“An unfortunate convergence of circumstances has led us to this action,” said Dr. John Schwenn, president, adding that three vacant staff positions will not be filled.
“We projected a five percent decline in enrollment due to a change in our admission standards, but our actual enrollment for fall is down eight percent,” he said. “On top of that, we’ve been ordered to reduce our state allocation by three percent and to hold back an additional two percent that may have to be returned.”
This reduction is in addition to two percent already held back from the appropriation at the beginning of the fiscal year.
“The state allocation is down for a variety of reasons, including a decreased tax digest and increased costs for health care, retirement programs and unemployment,” he said. “The total university system budget has been amended to cut $54.4 million; three percent of our allocation is $411,000. If we are called upon to return an additional two percent to the state, that would cut our allocation by more than $685,000.
“Our decrease in enrollment has resulted in a $455,000 loss in operating funds; we hope to add a few more students for half-semester classes that start in October,” he said. “The state has directed that budget cuts are to have minimal impact on students and that we should expect the cuts to be permanent.”
One furlough day a month has been scheduled for October and November. A third may be added in January, if needed.
“We are pleased that we can achieve needed cuts through furlough days and that we don’t have to resort to a reduction in force at this time,” he said.
Dalton State administrators estimate that as many as 200 students were denied admission this year that would have been admissible a year ago.
“We have implemented new higher admission standards ,” said Dr.
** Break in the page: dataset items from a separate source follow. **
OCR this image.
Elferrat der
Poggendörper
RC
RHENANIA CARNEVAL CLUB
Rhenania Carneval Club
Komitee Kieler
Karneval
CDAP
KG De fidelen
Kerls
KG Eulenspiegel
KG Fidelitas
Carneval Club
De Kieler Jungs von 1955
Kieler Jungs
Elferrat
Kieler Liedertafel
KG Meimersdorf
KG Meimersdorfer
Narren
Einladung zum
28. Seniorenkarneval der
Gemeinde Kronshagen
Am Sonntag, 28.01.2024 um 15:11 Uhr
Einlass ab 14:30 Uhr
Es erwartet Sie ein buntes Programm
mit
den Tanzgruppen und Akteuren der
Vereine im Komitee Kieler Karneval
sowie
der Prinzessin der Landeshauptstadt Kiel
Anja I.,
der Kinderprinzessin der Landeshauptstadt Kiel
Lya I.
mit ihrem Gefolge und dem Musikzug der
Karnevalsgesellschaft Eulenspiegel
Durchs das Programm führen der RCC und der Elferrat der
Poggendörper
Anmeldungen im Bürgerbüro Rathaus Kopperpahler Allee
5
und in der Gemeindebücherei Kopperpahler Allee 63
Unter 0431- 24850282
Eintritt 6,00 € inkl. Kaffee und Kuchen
Jodi Johnson, vice president for enrollment and student services.
The changes prevent prospective students requiring remediation in all three areas of reading, writing and math from enrolling at Dalton State.
“As a result, we have a smaller, but better-prepared class this fall,” Dr. Johnson said. “The students admitted face better prospects for success in college and graduation, and that’s a good thing, even though it does mean that we suffer a loss of operating funds.”
“The budget news isn’t all bad,” Dr. Schwenn said. “Included in the university system’s FY2014 budget is $2.1 million to equip our science building, ground for which will be broken this fall.”